Many individuals who die by suicide present for nonbehavioral health care prior to death. The risk is often undetected. Universal suicide screening in health care may improve risk recognition. A quality improvement project involving a universal suicide screening program was designed and developed in a large safety-net health care system.
The steps in developing and implementing this quality improvement program were gathering intelligence, examining resources, designing the screening program, creating a clinical response, constructing an electronic health record screening protocol, clinical workforce education, and program implementation. This project used the Columbia-Suicide Severity Rating Scale, Clinical Practice Screener–Recent, and a preliminary clinical decision support system.
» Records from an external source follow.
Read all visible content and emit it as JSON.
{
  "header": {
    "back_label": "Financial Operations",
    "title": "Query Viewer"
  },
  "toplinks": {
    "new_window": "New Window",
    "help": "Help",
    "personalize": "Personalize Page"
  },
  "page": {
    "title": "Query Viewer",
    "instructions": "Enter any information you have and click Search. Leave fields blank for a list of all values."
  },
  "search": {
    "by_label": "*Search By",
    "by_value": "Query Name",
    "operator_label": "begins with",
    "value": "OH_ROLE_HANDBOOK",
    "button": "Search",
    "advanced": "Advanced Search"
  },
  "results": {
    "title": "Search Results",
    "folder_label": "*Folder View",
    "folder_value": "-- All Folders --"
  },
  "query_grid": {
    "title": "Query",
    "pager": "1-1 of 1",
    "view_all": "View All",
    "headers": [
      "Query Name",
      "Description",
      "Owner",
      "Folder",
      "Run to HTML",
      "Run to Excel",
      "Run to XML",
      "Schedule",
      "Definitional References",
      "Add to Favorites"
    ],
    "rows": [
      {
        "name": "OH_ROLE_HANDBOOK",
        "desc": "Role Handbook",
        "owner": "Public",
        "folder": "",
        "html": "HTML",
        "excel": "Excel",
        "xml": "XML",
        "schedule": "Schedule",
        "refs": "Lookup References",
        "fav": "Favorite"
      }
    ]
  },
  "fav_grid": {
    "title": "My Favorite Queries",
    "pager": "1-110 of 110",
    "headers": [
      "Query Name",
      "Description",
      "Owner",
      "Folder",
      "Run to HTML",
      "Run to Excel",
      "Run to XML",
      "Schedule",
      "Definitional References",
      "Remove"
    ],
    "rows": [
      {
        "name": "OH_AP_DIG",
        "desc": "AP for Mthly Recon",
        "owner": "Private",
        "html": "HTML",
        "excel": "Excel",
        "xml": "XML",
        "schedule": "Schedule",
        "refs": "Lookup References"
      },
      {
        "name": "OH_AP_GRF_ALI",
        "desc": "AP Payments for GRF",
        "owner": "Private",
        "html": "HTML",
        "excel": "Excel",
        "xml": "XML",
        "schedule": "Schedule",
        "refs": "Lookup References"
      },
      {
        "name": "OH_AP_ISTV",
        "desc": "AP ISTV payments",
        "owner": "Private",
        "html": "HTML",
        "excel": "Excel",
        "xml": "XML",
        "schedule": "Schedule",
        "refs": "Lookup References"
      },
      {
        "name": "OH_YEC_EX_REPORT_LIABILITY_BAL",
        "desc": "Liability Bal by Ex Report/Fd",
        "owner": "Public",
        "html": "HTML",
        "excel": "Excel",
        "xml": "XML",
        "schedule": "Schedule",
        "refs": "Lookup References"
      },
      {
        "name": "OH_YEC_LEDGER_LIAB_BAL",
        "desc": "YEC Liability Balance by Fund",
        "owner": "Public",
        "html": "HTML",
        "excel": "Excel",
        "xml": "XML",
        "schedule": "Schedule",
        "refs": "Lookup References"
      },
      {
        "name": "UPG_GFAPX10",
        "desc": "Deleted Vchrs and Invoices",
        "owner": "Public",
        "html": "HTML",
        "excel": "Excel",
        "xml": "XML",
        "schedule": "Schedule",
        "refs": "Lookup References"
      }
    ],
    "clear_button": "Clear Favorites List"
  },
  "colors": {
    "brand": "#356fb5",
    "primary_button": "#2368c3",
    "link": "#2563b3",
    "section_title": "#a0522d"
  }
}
Prevalence data on suicide risk levels are provided for 328,064 adult encounters from the first six months of the screening program. Approximately half of the screens were completed in the outpatient clinics, more than 40% in the emergency department (ED), and slightly less than 5% in the hospital inpatient units. In the ED, 6.3% of the screens were positive, as were 1.6% in the inpatient units, and 2.1% in the outpatient clinics. The odds of a positive suicide screening in the ED was 4.29 times higher than the inpatient units and 3.13 times higher than the outpatient clinics.
A new quality improvement program for universal suicide screening was successfully implemented in a large safety-net health care system. The burden to the system from universal screening was not overwhelming and was managed effectively through thoughtful allocation of clinical resources.